I hope the crossing goes well for you guys. We got to it right at low tide and it still felt too unsafe, so we took the forest track alternative around (adding many, many miles). It ended up being our longest day because we got to Longs Bay Regional Park, which was mistakenly listed as a place to camp in our trail notes (they have since updated it–you cannot camp there). We pushed it all the way to the very expensive Takapurna Holiday Park very close to the ferry terminal in Davenport. I am curious what you all are going to do for camping in this section; I heard they may be closing that holiday park.
If you haven’t booked yourselves a place in Auckland yet, try Brown Kiwi. It’s a mile from the center of the city, but it is so much quieter than those other hostels.
You’ll see it went quite well and I can see how it can be sketchy if you don’t do it exactly as explained in the notes.
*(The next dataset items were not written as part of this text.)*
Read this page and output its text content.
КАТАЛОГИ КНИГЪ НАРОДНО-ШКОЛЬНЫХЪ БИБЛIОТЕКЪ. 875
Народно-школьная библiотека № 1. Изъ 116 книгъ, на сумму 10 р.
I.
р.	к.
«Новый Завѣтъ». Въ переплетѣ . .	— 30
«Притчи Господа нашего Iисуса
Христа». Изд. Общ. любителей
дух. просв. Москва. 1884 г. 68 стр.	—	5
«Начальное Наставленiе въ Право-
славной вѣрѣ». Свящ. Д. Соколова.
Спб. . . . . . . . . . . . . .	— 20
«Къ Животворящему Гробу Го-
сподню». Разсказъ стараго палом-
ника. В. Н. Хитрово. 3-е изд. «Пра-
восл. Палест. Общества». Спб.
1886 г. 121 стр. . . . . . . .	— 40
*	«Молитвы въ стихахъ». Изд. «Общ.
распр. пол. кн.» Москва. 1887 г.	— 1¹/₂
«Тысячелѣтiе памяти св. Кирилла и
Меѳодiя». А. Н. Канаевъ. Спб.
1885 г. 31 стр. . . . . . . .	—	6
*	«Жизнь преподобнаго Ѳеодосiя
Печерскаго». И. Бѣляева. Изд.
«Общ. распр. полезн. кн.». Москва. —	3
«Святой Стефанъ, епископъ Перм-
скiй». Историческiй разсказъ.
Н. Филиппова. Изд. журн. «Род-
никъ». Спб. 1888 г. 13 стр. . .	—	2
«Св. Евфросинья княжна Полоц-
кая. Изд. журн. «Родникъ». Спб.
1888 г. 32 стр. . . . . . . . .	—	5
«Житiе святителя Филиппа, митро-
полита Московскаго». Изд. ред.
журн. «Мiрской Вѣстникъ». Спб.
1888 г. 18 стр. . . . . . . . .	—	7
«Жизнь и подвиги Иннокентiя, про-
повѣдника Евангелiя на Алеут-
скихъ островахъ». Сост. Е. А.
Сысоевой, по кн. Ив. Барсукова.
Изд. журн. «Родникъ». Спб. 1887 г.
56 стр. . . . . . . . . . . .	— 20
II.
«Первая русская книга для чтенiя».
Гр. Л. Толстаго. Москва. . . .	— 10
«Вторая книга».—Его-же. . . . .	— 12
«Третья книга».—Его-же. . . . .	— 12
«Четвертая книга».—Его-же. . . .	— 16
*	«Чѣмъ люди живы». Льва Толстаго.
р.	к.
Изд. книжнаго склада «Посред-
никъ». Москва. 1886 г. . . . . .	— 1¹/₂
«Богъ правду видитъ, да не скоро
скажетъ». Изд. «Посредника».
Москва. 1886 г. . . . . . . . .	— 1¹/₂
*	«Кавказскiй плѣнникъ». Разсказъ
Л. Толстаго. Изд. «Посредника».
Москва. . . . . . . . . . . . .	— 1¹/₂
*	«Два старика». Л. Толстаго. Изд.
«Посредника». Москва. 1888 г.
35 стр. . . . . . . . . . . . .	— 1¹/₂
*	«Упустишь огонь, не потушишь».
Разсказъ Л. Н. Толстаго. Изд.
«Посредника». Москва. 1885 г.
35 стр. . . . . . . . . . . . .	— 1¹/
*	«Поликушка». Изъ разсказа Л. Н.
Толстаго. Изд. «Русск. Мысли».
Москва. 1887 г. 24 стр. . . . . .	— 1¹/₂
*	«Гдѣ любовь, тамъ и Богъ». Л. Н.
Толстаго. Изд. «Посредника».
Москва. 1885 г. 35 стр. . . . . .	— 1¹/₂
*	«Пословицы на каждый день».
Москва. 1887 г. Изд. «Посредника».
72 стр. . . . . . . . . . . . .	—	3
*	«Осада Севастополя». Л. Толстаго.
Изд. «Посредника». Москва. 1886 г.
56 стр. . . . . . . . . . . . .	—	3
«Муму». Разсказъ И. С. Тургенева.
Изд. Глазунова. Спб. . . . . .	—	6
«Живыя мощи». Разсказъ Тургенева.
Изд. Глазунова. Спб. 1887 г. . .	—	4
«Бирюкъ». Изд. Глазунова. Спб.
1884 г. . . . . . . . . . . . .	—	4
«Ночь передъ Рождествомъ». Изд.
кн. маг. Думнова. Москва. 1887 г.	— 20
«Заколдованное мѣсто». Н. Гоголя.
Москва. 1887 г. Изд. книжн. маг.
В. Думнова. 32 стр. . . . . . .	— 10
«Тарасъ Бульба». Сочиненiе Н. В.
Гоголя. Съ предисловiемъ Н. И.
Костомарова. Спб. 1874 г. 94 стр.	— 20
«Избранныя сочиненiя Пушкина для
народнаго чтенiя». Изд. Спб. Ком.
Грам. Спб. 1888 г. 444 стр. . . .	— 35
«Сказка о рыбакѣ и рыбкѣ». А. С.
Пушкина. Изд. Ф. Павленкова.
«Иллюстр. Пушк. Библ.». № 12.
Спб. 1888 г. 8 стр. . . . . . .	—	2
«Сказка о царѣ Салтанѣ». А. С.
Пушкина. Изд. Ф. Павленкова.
Maybe they’ve gotten more detailed now. Luckily, we all have contacts in Auckland to stay with and there seems to be some freedom camping just north of the city we can make it to on our first day out. Hopefully, we’ll dodge the pricey stuff I’ve heard about!
Wired with the amount of energy you use each day, the junk food stops don’t matter. I’m interested to know, do you find once you stop the 40km a day walk routine, the weight wants to reclaim its space unless you watch what you are eating?
Oh yes, the weight comes back on immediately, though I don’t think I’m losing anything on this hike at all yet. Good thing for me is that as soon as I stop hiking, my stomach doesn’t want as much food, so it does a good job of naturally balancing and I don’t have to fight hiker hunger after the hike.
Sometimes you gotta work really hard to get the 5K of quality forest walking, but congrats!
Thanks for featuring Softwalker. I really like the personal bits. I think those are what make the community so cool.
Glad the low-tide crossing went well.